Indirect implications of Trump administration’s tariff impact due to constantly changing economic conditions and policies

Federal Reserve Chair Jerome Powell 사진 확대

Federal Reserve Chair Jerome Powell

Jerome Powell, chairman of the Federal Reserve System (Fed), predicted that long-term interest rates will rise further. This is because economic volatility has increased due to the Trump administration’s tariff policy.

Powell made the remarks in a welcoming speech at the Thomas Robach Research Conference in Washington, DC, on the 15th (local time). This position is focused on overhauling the Fed’s policy framework.
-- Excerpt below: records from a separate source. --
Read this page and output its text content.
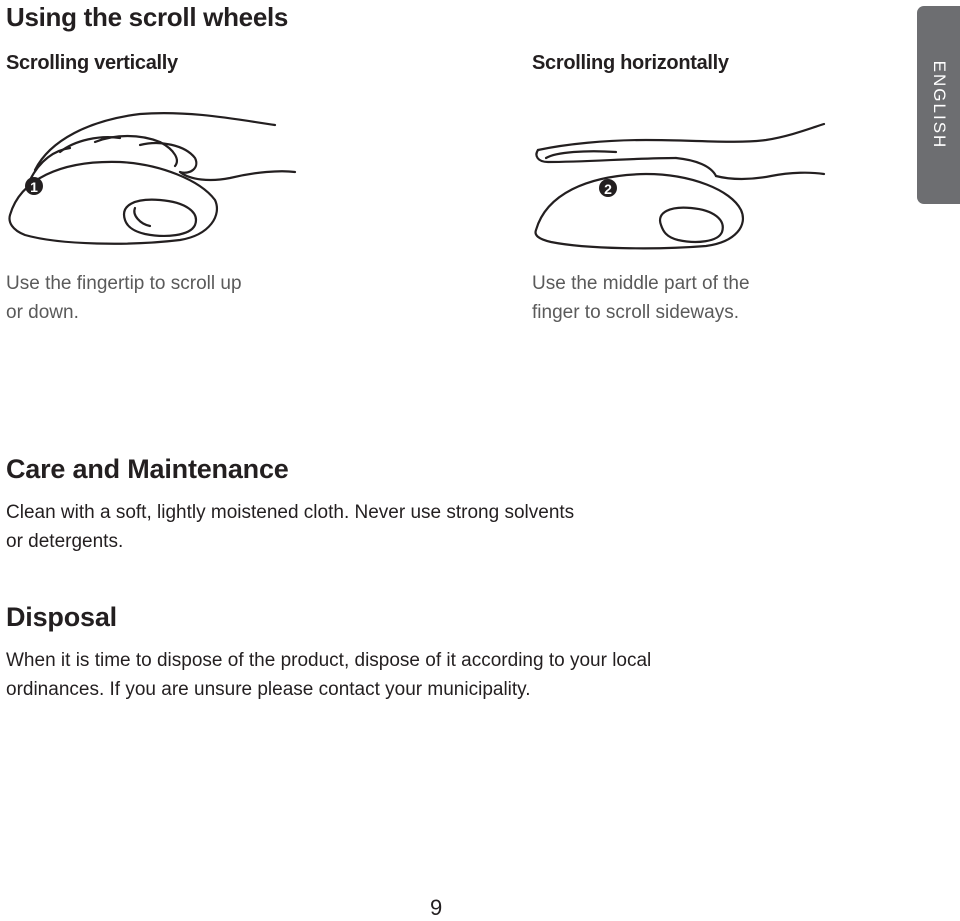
Using the scroll wheels
ENGLISH
Scrolling vertically	Scrolling horizontally
1	2
Use the fingertip to scroll up
or down.
Use the middle part of the
finger to scroll sideways.
Care and Maintenance
Clean with a soft, lightly moistened cloth. Never use strong solvents
or detergents.
Disposal
When it is time to dispose of the product, dispose of it according to your local
ordinances. If you are unsure please contact your municipality.
9
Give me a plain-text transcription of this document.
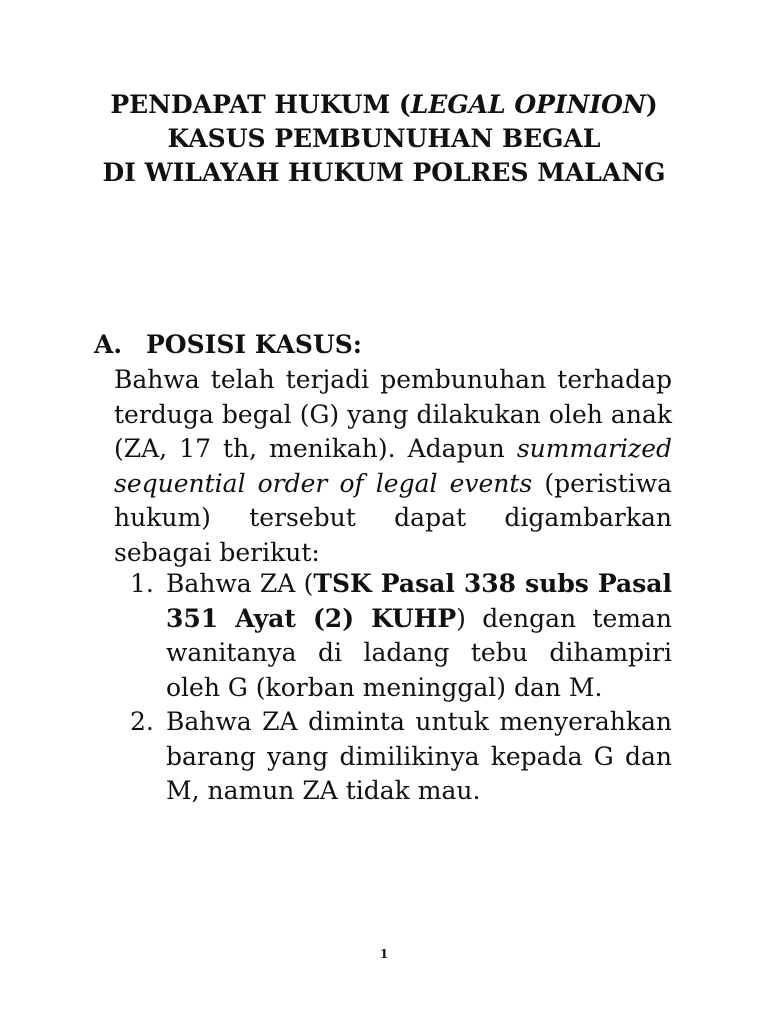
PENDAPAT HUKUM (LEGAL OPINION)
KASUS PEMBUNUHAN BEGAL
DI WILAYAH HUKUM POLRES MALANG
A. POSISI KASUS:
Bahwa telah terjadi pembunuhan terhadap terduga begal (G) yang dilakukan oleh anak (ZA, 17 th, menikah). Adapun summarized sequential order of legal events (peristiwa hukum) tersebut dapat digambarkan sebagai berikut:
1. Bahwa ZA (TSK Pasal 338 subs Pasal 351 Ayat (2) KUHP) dengan teman wanitanya di ladang tebu dihampiri oleh G (korban meninggal) dan M.
2. Bahwa ZA diminta untuk menyerahkan barang yang dimilikinya kepada G dan M, namun ZA tidak mau.
1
Powell said a lot has changed in the past five years after reviewing the policy framework in the summer of 2020.

“Higher interest rates (in the long term) reflect that inflation may be more volatile than it was during the pre- and post-crisis period of the 2010s,” Powell said, adding that “we could enter a period of more frequent and potentially more persistent supply shocks, which is a tougher challenge for the economy and the central bank.”

Powell’s remarks are interpreted as meaning that it will be difficult for long-term interest rates to become zero interest rates as in the past.

In addition, the supply shock was analyzed in a similar context to Powell’s recent policy changes, which made it difficult for the Fed to balance its dual responsibilities of full employment and price stability.

Powell did not explicitly state the Trump administration’s tariffs, but he recently said the tariffs are likely to slow growth and raise inflation.

Regarding the review of the policy framework, Powell said, “In discussions so far, participants have judged that it is appropriate to reexamine the way of expression and deficiencies,” adding, “At last week’s meeting, we took a similar position on the average inflation target. We will ensure that the new consensus statement broadly covers the economic environment and development,” he said.